5 Overused Moves In WWE That Should Be Given A Break

Please. No more spears.

reigns spears lesnar fastlane

Wrestling as an art form is renowned for its many staples – gimmicks, theatrics, promos – and few of those receive higher marks than the menagerie of moves and holds that developed over time. They make up spots and finishes and without them, face the facts, there would be no match – or much of one that is interesting.

Wrestlers are considered storytellers, so as such, they have to find the right move to tell the story they want to come across and further it. The right action – the maneuver as well as how and who is applying it – will elicit the desired response and heighten the drama.
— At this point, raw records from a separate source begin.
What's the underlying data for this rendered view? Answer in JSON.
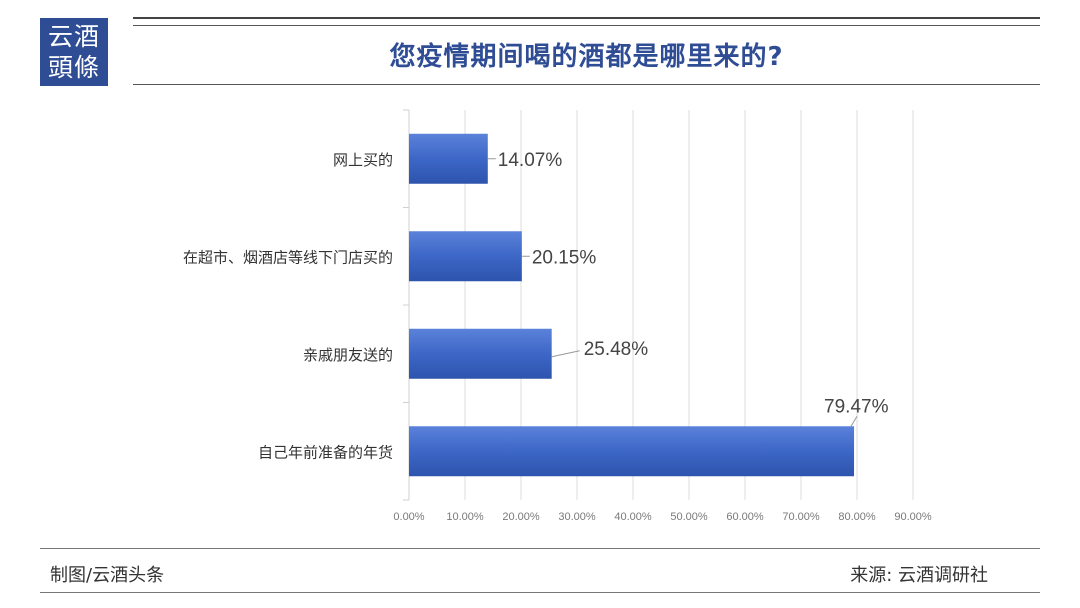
{
  "logo": {
    "line1": "云酒",
    "line2": "頭條"
  },
  "title": "您疫情期间喝的酒都是哪里来的?",
  "footer": {
    "left": "制图/云酒头条",
    "right": "来源: 云酒调研社"
  },
  "colors": {
    "bar": "#3d67c7",
    "title": "#2f4d95",
    "logo_bg": "#2f4d95"
  },
  "chart_data": {
    "type": "bar",
    "orientation": "horizontal",
    "title": "您疫情期间喝的酒都是哪里来的?",
    "categories": [
      "网上买的",
      "在超市、烟酒店等线下门店买的",
      "亲戚朋友送的",
      "自己年前准备的年货"
    ],
    "values": [
      14.07,
      20.15,
      25.48,
      79.47
    ],
    "value_labels": [
      "14.07%",
      "20.15%",
      "25.48%",
      "79.47%"
    ],
    "xlim": [
      0,
      90
    ],
    "x_ticks": [
      "0.00%",
      "10.00%",
      "20.00%",
      "30.00%",
      "40.00%",
      "50.00%",
      "60.00%",
      "70.00%",
      "80.00%",
      "90.00%"
    ],
    "xlabel": "",
    "ylabel": "",
    "grid": "vertical",
    "legend": "none"
  }
}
Yet, not all moves are created equal. Some evolve or fall in and out of fashion as the business changes while others either go away completely, recalled as novelties of a bygone era, or stay with us – their usage sputtering along inexplicably. The following are 5 moves still in use in WWE that are past their prime, lost their luster, or look plain dumb.


5. Ten-count punch

This one creeps up on a regular basis, mainly associated with brawlers and top-level talent like Stone Cold Steve Austin. It also manages to get the entire crowd to chant in unison – an academic reaction at this point. As gripping as it can be in its Pavlovianness, a ten-count punch strains credibility. Not a lot keeps a guy prone in the corner or from reversing it, especially early on in a match. Competitors who attempt it are open to all sorts of counters and are likely to lose their dominant position. For logic’s sake, this spot can go the way of the dodo for a little while.


4. 450 Splash

The 450 is exhilarating the first half-dozen times you see it; then everyone becomes inspired to top it — adding a springboard, extra rotation, and so on. The wheel never asked to be reinvented. Throw in a ladder and you add all sorts of hazards. Nobody is satisfied with just climbing to the top rope anymore. Risk does not always equal reward. Stay grounded and your knees and ribs will thank you, and the fans will too because you’re trying new things.


3. Superkick


One guy made the superkick what it is and that is Shawn Michaels. Since him, it’s been used by everybody as a setup or to get a near fall. We all know who they are emulating and the move isn’t much of a finish anymore. Dolph Ziggler has a pretty decent one but he has only begun using it in the last few years, not that he is on TV much for us to care or bring the superkick back to prominence. Undeniably, there is only one Sweet Chin Music. No one else can play that tune.


2. Cobra Clutch Slam


This move involves turning Sgt. Slaughter’s vaunted Cobra Clutch into an offensive maneuver that lands a maggot flat on their back for a three count. Commonly employed as a finisher, Jinder Mahal uses a variation called the Khallas. Sure, it helped him hold onto the WWE Championship longer than anyone thought, but it’s a weak finish nowadays. This one may have looked cool once upon a time; that is no longer the case. Get Mahal a different move, maybe he’ll win another title.


1. Spear


Goldberg introduced the spear to the wrestling world. Since then, it’s been imitated but never duplicated. Rhyno’s Gore comes close and Edge’s spear was okay too. Now it’s an easy, sometimes mediocre, finisher for spry big men, and not to mention Charlotte, who go home with it more than a chokeslam. Roman Reigns rests on his laurels with this one as a lot of guys do. High time for the big dog to hit the ropes back to the drawing board.